Chaseburg is located at (43.655890, -91.097095). According to the United States Census Bureau, the village has a total area of 0.93 sqmi, of which 0.92 sqmi is land and 0.01 sqmi is water. Chaseburg is split into two distinct sections, upper and lower. Upper Chaseburg is populated by a residential area, a gas station, and a couple of bars. Lower Chaseburg consists of a few homes. Lower Chaseburg has a public grounds area with Tuffy Pond and an open walk space. Before the flood of 2007 lower Chaseburg was a major area of activity. There was a bank, a grocery store, several bars, and more homes.

==Demographics==

Historical population
| Census | Pop. | Note | %± |
| 1880 | 125 |  | — |
| 1930 | 218 |  | — |
| 1940 | 258 |  | 18.3% |
| 1950 | 219 |  | −15.1% |
| 1960 | 242 |  | 10.5% |
| 1970 | 224 |  | −7.4% |
| 1980 | 279 |  | 24.6% |
| 1990 | 365 |  | 30.8% |
| 2000 | 306 |  | −16.2% |
| 2010 | 284 |  | −7.2% |
| 2020 | 241 |  | −15.1% |
U.S. Decennial Census 2014 Estimate

===2010 census===
As of the census of 2010, there were 284 people, 121 households, and 75 families living in the village. The population density was 308.7 PD/sqmi. There were 126 housing units at an average density of 137.0 /sqmi. The racial makeup of the village was 96.5% White, 0.4% Asian, 1.8% from other races, and 1.4% from two or more races. Hispanic or Latino of any race were 1.8% of the population.

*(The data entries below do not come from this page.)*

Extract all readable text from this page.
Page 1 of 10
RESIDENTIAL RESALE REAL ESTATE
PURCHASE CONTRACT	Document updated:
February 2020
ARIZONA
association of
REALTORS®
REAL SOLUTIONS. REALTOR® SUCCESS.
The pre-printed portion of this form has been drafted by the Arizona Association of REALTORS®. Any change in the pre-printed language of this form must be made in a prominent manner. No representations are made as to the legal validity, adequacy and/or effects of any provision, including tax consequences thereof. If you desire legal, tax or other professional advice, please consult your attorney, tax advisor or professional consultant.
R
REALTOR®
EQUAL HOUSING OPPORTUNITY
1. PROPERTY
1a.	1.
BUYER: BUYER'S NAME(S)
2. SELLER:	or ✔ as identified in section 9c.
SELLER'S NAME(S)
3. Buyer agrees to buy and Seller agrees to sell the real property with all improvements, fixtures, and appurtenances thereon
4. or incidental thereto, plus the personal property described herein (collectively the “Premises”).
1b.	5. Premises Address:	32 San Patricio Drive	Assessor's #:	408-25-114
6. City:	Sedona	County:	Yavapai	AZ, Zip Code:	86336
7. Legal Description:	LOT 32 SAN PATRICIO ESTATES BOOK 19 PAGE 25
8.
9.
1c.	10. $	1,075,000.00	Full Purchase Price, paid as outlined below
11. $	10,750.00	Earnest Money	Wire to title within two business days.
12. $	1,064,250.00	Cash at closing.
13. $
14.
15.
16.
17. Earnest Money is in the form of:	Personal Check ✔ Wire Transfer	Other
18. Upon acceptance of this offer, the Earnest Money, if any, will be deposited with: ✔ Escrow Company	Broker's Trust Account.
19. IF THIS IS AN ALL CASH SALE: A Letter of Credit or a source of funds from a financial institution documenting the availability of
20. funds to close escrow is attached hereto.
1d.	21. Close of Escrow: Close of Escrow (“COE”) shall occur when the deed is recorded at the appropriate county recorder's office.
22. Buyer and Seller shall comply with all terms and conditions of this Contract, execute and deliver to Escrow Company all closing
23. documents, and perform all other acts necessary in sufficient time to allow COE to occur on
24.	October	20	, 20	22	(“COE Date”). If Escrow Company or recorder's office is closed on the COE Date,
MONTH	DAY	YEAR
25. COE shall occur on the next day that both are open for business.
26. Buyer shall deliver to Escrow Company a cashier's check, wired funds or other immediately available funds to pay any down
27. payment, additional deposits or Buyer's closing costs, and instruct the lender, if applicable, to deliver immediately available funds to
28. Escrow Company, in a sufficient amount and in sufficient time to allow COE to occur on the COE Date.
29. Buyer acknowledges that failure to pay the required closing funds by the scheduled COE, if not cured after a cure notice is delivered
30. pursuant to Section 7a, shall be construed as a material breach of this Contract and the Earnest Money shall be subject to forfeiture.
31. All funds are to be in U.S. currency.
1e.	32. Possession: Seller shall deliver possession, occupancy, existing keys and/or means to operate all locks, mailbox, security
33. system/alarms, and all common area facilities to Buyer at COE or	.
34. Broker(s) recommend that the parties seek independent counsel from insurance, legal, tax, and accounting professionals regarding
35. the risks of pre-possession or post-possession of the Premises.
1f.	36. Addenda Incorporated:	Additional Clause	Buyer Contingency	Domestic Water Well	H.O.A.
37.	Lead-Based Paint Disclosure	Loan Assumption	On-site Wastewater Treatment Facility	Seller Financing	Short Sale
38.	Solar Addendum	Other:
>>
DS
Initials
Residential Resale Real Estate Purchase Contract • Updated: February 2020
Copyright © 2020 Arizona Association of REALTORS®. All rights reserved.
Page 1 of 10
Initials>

There were 121 households, of which 31.4% had children under the age of 18 living with them, 49.6% were married couples living together, 9.1% had a female householder with no husband present, 3.3% had a male householder with no wife present, and 38.0% were non-families. 32.2% of all households were made up of individuals, and 14.1% had someone living alone who was 65 years of age or older. The average household size was 2.35 and the average family size was 3.00.

The median age in the village was 40.5 years. 25.4% of residents were under the age of 18; 7.6% were between the ages of 18 and 24; 25% were from 25 to 44; 24% were from 45 to 64; and 18% were 65 years of age or older. The gender makeup of the village was 54.2% male and 45.8% female.

===2000 census===
As of the census of 2000, there were 306 people, 133 households, and 80 families living in the village. The population density was 492.4 people per square mile (190.6/km^{2}). There were 146 housing units at an average density of 234.9 per square mile (90.9/km^{2}). The racial makeup of the village was 100.00% White.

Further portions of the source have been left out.